What’s the Difference?For a Western reader, it may be difficult to appreciate the difference between a militia and a police force. I believe the main difference can be seen immediately in the way the public interacts with Patrol Police. Today officers are viewed as agents for good who will actually protect rather than persecute. The previous militia model focused on catching criminals and finding reasons to harass the population. Systemic corruption compounded this feeling. Militias were known to threaten elements of civil society and extort money from average citizens. The new National Police serve the community and don’t exploit it for personal gain. The Patrol Police in particular embody this effort to change the public’s perception: men and women in uniform who protect.
Cementing a Nation’s Dedication to Protecting CitizensThe police academy is part of ICITAP’s natural progression toward a more sustainable Patrol Police and eventually the National Police overall.
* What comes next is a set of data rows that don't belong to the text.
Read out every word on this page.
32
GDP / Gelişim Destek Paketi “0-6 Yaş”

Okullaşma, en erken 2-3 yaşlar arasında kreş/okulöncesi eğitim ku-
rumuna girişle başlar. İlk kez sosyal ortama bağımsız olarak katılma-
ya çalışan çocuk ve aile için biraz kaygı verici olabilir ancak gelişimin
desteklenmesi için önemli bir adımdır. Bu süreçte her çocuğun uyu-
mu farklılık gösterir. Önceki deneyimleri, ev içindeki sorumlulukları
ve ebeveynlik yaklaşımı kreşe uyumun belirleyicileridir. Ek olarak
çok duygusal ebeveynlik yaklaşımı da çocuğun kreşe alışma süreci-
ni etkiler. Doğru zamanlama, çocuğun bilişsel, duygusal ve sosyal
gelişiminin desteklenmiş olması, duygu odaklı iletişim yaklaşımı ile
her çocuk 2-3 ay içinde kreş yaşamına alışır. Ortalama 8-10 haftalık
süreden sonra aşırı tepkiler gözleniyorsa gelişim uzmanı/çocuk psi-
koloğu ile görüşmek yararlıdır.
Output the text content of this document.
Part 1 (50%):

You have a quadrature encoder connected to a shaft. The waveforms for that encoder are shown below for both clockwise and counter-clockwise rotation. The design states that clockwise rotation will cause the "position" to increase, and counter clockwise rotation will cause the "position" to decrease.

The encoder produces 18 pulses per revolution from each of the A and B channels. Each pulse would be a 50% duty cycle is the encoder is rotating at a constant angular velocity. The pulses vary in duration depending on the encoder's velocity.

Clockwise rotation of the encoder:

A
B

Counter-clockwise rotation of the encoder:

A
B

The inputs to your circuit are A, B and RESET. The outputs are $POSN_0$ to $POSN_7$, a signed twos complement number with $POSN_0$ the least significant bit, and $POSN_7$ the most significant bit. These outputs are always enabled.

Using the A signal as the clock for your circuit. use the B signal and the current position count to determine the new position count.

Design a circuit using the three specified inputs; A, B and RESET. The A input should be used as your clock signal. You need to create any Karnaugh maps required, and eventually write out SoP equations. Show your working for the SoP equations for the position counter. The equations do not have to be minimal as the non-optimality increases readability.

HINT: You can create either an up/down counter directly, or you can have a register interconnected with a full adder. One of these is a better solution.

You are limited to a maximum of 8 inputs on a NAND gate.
The academy institutionalizes the reforms made in 2015 and creates a pipeline of qualified candidates to account for normal attrition and the ever-expanding role of the Ukrainian Patrol Police. The site of the new Police Academy will be based at the Ministry of Interior’s largest training facility in Kiev. Historically, it has always been a University for the Ministry of Interior’s cadets, dating back to its creation during the Soviet era. Symbolically it represents the ministry’s genuine desire to reform the old to make way for the new way of public servants.
As we look to the future of a democratic Ukraine, we are encouraged, knowing that every member of the National Police will have gone through basic training at the new Police Academy.